Column: President-elect Obama

by Shigeru Yamashiro, Chief Editorial Writer

In Barack Obama’s book “The Audacity of Hope,” there is ample depiction of the attack on Pearl Harbor. And though he devotes some pages to the prevention of nuclear proliferation, the book includes no references to the atomic bombings. I had mixed feelings after reading it.

“The time for change has come,” Obama declared confidently before his supporters to herald his victory. The “desire for a nuclear-free world” is one element of the change he champions. Though he expresses reluctance to eliminate the U.S. nuclear arsenal unilaterally, if he abides by his own promises, an Obama presidency will nevertheless lead to a change in nuclear policy.

In two years time, we may see the new president at Peace Memorial Park in Hiroshima.

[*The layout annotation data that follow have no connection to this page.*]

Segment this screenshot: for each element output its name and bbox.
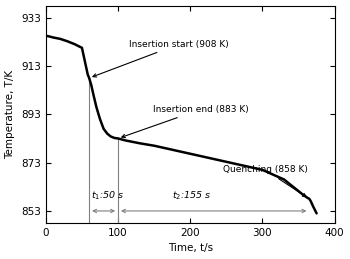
- Text: $t_2$:155 s: $t_2$:155 s: [172, 190, 211, 203]
- Text: $t_1$:50 s: $t_1$:50 s: [91, 190, 125, 203]
- Y-axis label: Temperature, T/K: Temperature, T/K: [6, 70, 15, 159]
- X-axis label: Time, t/s: Time, t/s: [168, 243, 213, 254]
- Text: Insertion start (908 K): Insertion start (908 K): [93, 40, 229, 77]
- Text: Insertion end (883 K): Insertion end (883 K): [122, 105, 248, 138]
- Text: Quenching (858 K): Quenching (858 K): [223, 165, 308, 197]
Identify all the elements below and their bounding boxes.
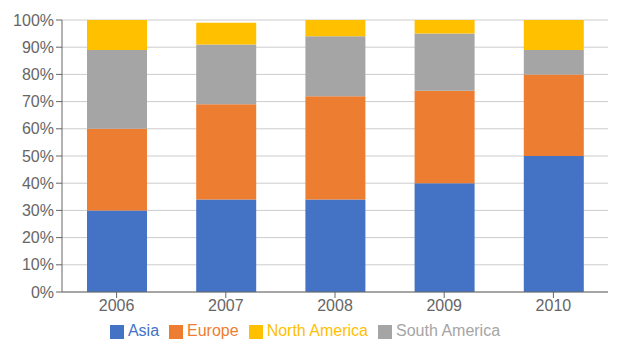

In 2010, the Asia-Pacific Economic Cooperation Conference (APEC) will be held in Japan. If Hiroshima is chosen as the venue for this summit, Obama might make an appearance in the city.

With his inspirational speeches, Senator Obama is often compared to President Kennedy. In regard to terrorism, he supports withdrawing troops from Iraq to shore up military strength in Afghanistan. I wonder, though, if such an approach is the only option left in this fight. It was the Kennedy administration, after all, that helped drag the country into the quagmire of the Vietnam War, despite espousing peaceful diplomacy.

Obama has stated that the national interest is served by peace and equality in the world. If President Obama stands in the A-bombed city, he will surely understand the tremendous devastation a nuclear weapon can wreak. At that moment, what words will he utter? Hiroshima hopes to hear these words.